Researcher Receives NIH Grant to Study Development of Novel Muscle Actuated Prostheses
Brad Farrell, PhD., assistant professor of physical therapy, researches ways to improve the function of hand prostheses. His work is funded by the National Institutes of Health (NIH) in a subcontract with the Georgia Institute of Technology. Farrell, who earned his PhD at Georgia Tech and worked there as a graduate research assistant in prosthetics and orthotics, aims improve the lives persons living in the United States with an amputation through the development of novel muscle actuated prostheses.
“Many prosthetic hands are cosmetic but not so functional,” says Farrell. “We’re trying to utilize muscles that remain after amputation. It’s like a brake lever on a bicycle, with long tendons to the hand and contracting muscles in the forearm.

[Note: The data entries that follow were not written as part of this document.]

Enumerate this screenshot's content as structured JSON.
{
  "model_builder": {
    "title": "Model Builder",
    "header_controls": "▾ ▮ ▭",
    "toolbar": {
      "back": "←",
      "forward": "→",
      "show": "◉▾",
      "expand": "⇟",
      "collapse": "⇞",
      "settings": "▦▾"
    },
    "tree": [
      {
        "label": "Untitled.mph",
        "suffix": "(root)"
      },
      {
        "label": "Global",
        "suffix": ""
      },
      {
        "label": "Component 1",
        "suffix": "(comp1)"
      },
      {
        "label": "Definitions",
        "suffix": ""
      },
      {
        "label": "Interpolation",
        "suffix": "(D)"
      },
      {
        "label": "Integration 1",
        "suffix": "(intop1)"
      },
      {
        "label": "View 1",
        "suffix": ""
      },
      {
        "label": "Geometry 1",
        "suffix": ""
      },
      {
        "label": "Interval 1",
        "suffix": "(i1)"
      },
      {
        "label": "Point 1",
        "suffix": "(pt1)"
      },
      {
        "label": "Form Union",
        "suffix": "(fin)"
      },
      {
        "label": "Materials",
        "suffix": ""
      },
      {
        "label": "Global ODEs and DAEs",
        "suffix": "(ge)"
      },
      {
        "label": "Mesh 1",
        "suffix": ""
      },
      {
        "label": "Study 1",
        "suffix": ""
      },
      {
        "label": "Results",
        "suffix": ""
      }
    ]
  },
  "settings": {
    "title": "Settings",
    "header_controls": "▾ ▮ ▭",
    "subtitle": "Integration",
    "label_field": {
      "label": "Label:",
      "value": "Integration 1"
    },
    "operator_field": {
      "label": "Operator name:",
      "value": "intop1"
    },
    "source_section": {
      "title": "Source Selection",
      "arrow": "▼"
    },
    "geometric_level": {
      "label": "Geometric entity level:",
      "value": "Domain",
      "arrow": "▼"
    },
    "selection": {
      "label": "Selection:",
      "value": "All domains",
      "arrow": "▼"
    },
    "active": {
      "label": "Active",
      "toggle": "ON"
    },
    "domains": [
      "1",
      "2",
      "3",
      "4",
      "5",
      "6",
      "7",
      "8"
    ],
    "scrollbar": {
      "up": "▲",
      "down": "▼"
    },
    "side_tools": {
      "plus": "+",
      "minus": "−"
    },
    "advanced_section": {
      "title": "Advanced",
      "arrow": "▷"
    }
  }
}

The muscles are still functioning and we’re trying to reconnect that function.”
The desire to do something new, figure out what works, what doesn’t work, and why, is what Farrell took with him from Georgia Tech and it drives him to this day.
“The research is interesting and frustrating, especially the hurdles for pre-clinical testing. But I am fueled by the desire to help people and make their lives better,” says Farrell.
Farrell currently works on prostheses in a rat model, but his goal is to change human lives.
“The possibility of improving people’s daily living—everything you do with your hands, from holding a pencil to drinking a cup of coffee. I want to help amputees have an improved quality of life,” says Farrell.
Farrell focuses on understanding how the central nervous system regulates sensorimotor function and on developing interventions to supplement lost function especially after musculoskeletal and neurological injury. Specifically, he is interested in osseointegrated prostheses to improve function after amputation and utilization of electrical stimulation to alter the state of spinal and supraspinal networks.
In addition to his research experience, Farrell was inspired to pursue prostheses from one of the Star Wars movies, during which Luke Skywalker loses his hand.
“That event in the movie drove my curiosity,” says Farrell. “I want to pursue how we can interface with the body and use what it already knows.”